The second courthouse, built between 1822 and 1824, was designed by Thomas Jefferson, but burned down in 1869. The current courthouse was completed on the same site in 1873.

==History==
The Buckingham Courthouse Historic District and Woodside are listed on the National Register of Historic Places.

==Education==
Buckingham County High School (9th Grade to 12th Grade) is located in Buckingham. The new Buckingham County Middle School (6th Grade to 8th Grade) is located down the road from the High School. Buckingham Primary School was renovated and became Buckingham Preschool located across the street from the high school.
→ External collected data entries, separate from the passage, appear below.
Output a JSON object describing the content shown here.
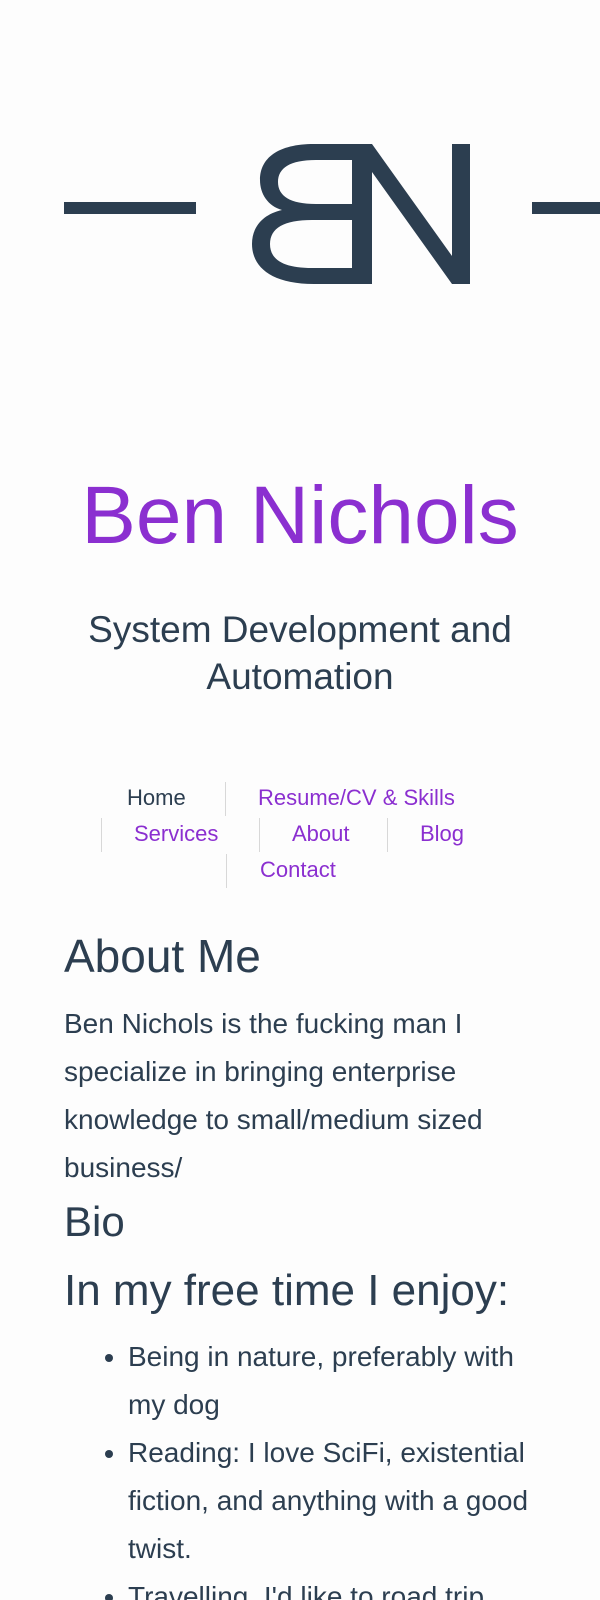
{
  "logo": {
    "alt": "BN logo"
  },
  "site": {
    "title": "Ben Nichols",
    "tagline": "System Development and Automation"
  },
  "nav": {
    "home": "Home",
    "resume": "Resume/CV & Skills",
    "services": "Services",
    "about": "About",
    "blog": "Blog",
    "contact": "Contact"
  },
  "about": {
    "heading": "About Me",
    "text": "Ben Nichols is the fucking man I specialize in bringing enterprise knowledge to small/medium sized business/"
  },
  "bio": {
    "heading": "Bio",
    "free_time_heading": "In my free time I enjoy:",
    "items": [
      "Being in nature, preferably with my dog",
      "Reading: I love SciFi, existential fiction, and anything with a good twist.",
      "Travelling. I'd like to road trip"
    ]
  },
  "colors": {
    "accent": "#8b2fd0",
    "text": "#2c3e50",
    "background": "#fdfdfd"
  }
}
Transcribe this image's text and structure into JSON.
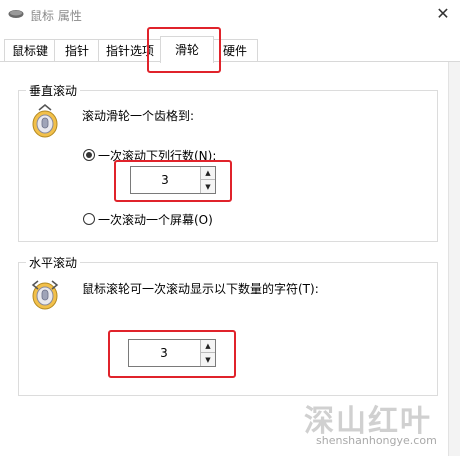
{
  "window": {
    "title": "鼠标 属性",
    "close_glyph": "✕"
  },
  "tabs": [
    {
      "label": "鼠标键"
    },
    {
      "label": "指针"
    },
    {
      "label": "指针选项"
    },
    {
      "label": "滑轮"
    },
    {
      "label": "硬件"
    }
  ],
  "active_tab": "滑轮",
  "vertical": {
    "group_title": "垂直滚动",
    "description": "滚动滑轮一个齿格到:",
    "option_lines": "一次滚动下列行数(N):",
    "lines_value": "3",
    "option_screen": "一次滚动一个屏幕(O)",
    "selected": "option_lines"
  },
  "horizontal": {
    "group_title": "水平滚动",
    "description": "鼠标滚轮可一次滚动显示以下数量的字符(T):",
    "chars_value": "3"
  },
  "spinner": {
    "up_glyph": "▲",
    "down_glyph": "▼"
  },
  "icons": {
    "app": "mouse-icon",
    "wheel": "mouse-wheel-icon"
  },
  "watermark": {
    "main": "深山红叶",
    "sub": "shenshanhongye.com"
  },
  "colors": {
    "highlight": "#e0232b",
    "border": "#dcdcdc"
  }
}
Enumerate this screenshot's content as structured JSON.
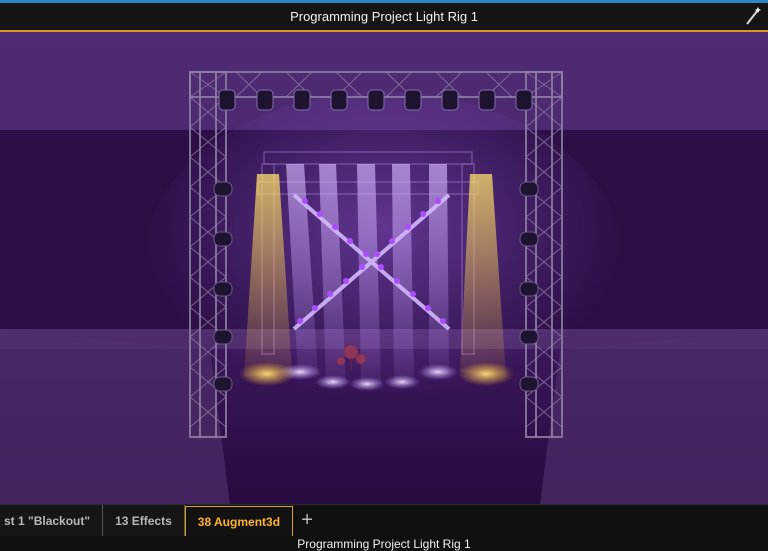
{
  "window": {
    "title": "Programming Project Light Rig 1"
  },
  "tabs": [
    {
      "label": "st 1 \"Blackout\"",
      "active": false
    },
    {
      "label": "13 Effects",
      "active": false
    },
    {
      "label": "38 Augment3d",
      "active": true
    }
  ],
  "add_tab_label": "+",
  "status": {
    "text": "Programming Project Light Rig 1"
  },
  "icons": {
    "wand": "magic-wand-icon",
    "add": "plus-icon"
  },
  "colors": {
    "accent": "#d39b1b",
    "top_line": "#2a86c6",
    "stage_purple": "#3b175f",
    "beam_violet": "#b680ff",
    "beam_amber": "#ffd04d"
  }
}
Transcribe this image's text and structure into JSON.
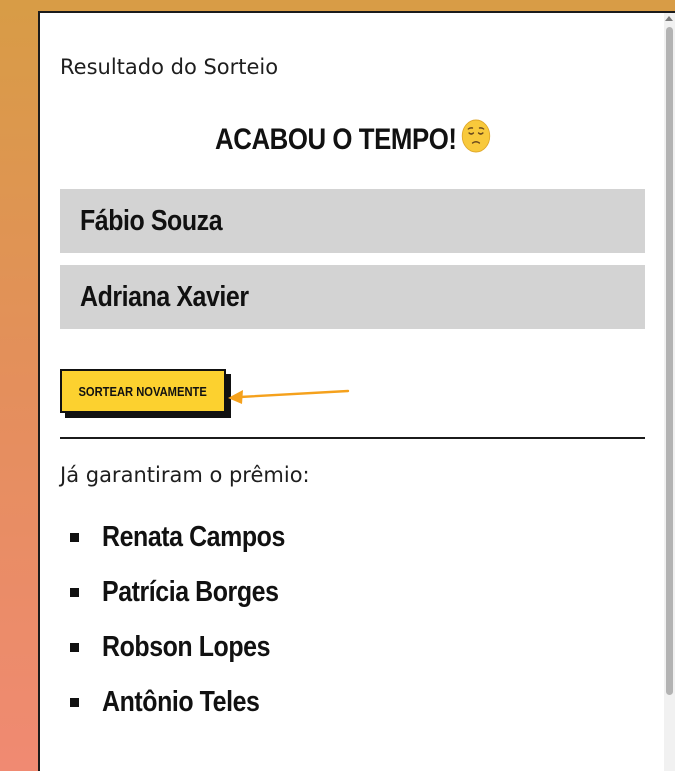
{
  "modal": {
    "title": "Resultado do Sorteio",
    "headline": "ACABOU O TEMPO!",
    "headline_emoji": "pensive-face-icon"
  },
  "winners": [
    {
      "name": "Fábio Souza"
    },
    {
      "name": "Adriana Xavier"
    }
  ],
  "redraw_button": {
    "label": "SORTEAR NOVAMENTE",
    "color": "#fcd12f"
  },
  "annotation": {
    "arrow_color": "#f5a11c"
  },
  "prize_section": {
    "label": "Já garantiram o prêmio:",
    "items": [
      {
        "name": "Renata Campos"
      },
      {
        "name": "Patrícia Borges"
      },
      {
        "name": "Robson Lopes"
      },
      {
        "name": "Antônio Teles"
      }
    ]
  },
  "colors": {
    "winner_bg": "#d3d3d3",
    "text": "#111111"
  }
}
The former middle school and Dillwyn Elementary were expanded and renovated to become Buckingham County Primary (K-2nd Grade) and Buckingham County Elementary (3rd Grade to 5th Grade). In addition due to the expansion and budget cuts, Gold Hill Elementary in Arvonia/New Canton and Dillwyn Primary Schools were closed. The old Buckingham County Primary School which is located in Dillwyn Va. is now the Buckingham Library.

==Demographics==

Buckingham Courthouse was first listed as a census designated place in the 2010 U.S. census.

Historical population
| Census | Pop. | Note | %± |
| 2010 | 133 |  | — |
| 2020 | 129 |  | −3.0% |
U.S. Decennial Census 2010 2020

==Notable people==
- Eugene Allen (July 14, 1919 – March 31, 2010) was a waiter and butler who worked for the White House for 34 years until he retired as the head butler in 1986. Allen's life was the inspiration for the 2013 film The Butler.
- Archibald Austin (1772–1837), born in Buckingham, United States Congressman from Virginia
- Thomas S. Bocock (1815–1891) United States and Confederate States congressman and lawyer, Speaker of the Confederate House of Representatives
- Carter Godwin Woodson (1875–1950), born in Buckingham, was an African American historian, author, journalist, the "Father of Black History," and founder of Black History Month.
- Satchidananda Saraswati (December 22, 1922 – August 19, 2002), also known as Sri Swami Satchidananda, born in Tamil Nadu India, was one of the first spiritual teachers to bring yoga to the United States. He founded Integral yoga (Satchidananda) and established its international headquarters in Buckingham. He opened the 1969 Woodstock Festival and his contributions in fields of interfaith education and preventive medicine have been widely recognized and honored internationally.